The rustle of silk. Ma-ji like a caged mongoose, screeching about money. One of the women turns to her and says scornfully, ‘You have been paid very handsomely.’

And that is that. Splash of water. Rustle of silk. Pran’s quivery limbs are rubbed down. His quivery senses are assailed by the sheer variety, the sheer novelty of another room, a new place. He is dressed in clean clothes, given something substantial to eat, spoken to like a human being. It’s all over now. Things will be better.

One small snag.

The clothes. A rustle of silk. A heavy veil hung over his face. The world seen, new and extraordinary, through a cotton grille sewn into the veil. These are purdah clothes. Women’s clothes.

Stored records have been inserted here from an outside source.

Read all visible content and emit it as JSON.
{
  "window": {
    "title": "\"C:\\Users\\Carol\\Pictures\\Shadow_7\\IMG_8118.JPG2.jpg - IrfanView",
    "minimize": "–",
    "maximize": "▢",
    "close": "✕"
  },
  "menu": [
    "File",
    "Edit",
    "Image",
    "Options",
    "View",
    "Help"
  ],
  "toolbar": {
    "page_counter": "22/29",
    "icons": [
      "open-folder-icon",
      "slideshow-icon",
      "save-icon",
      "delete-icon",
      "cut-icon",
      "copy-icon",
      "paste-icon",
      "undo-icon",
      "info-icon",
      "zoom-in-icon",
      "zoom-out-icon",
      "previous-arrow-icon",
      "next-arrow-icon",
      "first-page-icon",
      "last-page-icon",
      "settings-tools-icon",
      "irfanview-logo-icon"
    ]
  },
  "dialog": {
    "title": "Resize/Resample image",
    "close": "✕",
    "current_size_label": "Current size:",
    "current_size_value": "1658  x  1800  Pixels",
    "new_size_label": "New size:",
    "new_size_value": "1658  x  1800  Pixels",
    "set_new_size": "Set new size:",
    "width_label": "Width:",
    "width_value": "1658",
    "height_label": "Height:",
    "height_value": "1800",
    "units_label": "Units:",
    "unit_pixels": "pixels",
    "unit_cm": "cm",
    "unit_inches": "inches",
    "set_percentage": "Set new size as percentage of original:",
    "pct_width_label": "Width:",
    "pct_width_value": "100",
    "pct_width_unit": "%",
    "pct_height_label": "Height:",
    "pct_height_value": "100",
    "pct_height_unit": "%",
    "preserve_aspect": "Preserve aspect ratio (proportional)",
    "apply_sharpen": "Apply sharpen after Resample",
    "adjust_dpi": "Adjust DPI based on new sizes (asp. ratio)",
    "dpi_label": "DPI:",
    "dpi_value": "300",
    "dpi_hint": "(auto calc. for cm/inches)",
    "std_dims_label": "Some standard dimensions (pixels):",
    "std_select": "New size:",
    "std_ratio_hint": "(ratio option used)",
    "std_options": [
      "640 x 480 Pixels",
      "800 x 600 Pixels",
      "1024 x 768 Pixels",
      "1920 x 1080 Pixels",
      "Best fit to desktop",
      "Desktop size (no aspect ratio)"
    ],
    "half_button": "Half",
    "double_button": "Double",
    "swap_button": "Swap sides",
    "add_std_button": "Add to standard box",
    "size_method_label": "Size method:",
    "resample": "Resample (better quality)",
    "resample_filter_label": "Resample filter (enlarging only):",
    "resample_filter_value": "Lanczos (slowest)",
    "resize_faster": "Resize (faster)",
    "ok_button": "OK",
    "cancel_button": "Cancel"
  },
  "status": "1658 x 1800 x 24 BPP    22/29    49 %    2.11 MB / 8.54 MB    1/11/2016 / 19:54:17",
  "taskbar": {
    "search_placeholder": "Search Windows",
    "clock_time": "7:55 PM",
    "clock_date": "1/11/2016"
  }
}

‘Come on, my darling,’ says one of his new owners. ‘We’re going on a journey.’

Rukhsana

 

The crowd on the platform at Fort Station throbs like a single body. Dirty-collared clerks, hawkers of tea and sweets, beggars, newspaper-sellers, pickpockets, raucous British Tommies all prickly heat and dirty songs, neatly dressed babus, clipped subalterns soon to be kicking the babus out of their reserved seats, displeased memsahibs leading lines of porters with trunks balanced on their rag-padded heads, peasant families sleeping three generations in a row using baggage for pillows, pompous blackie-white guards striding through to check a manifest or assign a compartment, all the denizens of the various waiting and dining rooms – first second third and purdah, veg. and non-veg., Hindu Muslim and English, all spin together, as, motionless at the centre, snug in his office, the grand master of this invisible college, his lofty eminence the Station Master, moustachioed, dripping gravitas, checks the time of an Up mail or a Down express and intones that sacred information to underlings who take it down in triplicate, quadruplicate or dizzying higher order multiples more grand than beings of lower rank can really comprehend. And all this only a list of people.
The animals –
pariah dogs trotting between legs, terrified songbirds stacked to be cage-carried in third class, a single regal garbage-chewing cow;
the smells –
of food fried in ghee, of coal smoke, sweat, axle-grease and urine;
the noises –
hawkers’ cries, shouting, the calling-out of names and the scream of steam-whistles cutting through this enormous brawl of close-packed humanity. A noise so loud that at times you pray for this excess of life to let up, to open a space and make way for you in the world’s crush, just a little space, just enough so you can breathe and think.

In the midst of it all, shuffling through the crowd like a trio of voids, come Pran and his new owners. Swathed in floor-length black burkas, they view the world through tightly woven cotton grilles and, tit for tat, absent themselves from the general gaze. Unused to walking, Pran stumbles, feet refusing to follow orders. They hold him up, gripping him tightly by the elbows.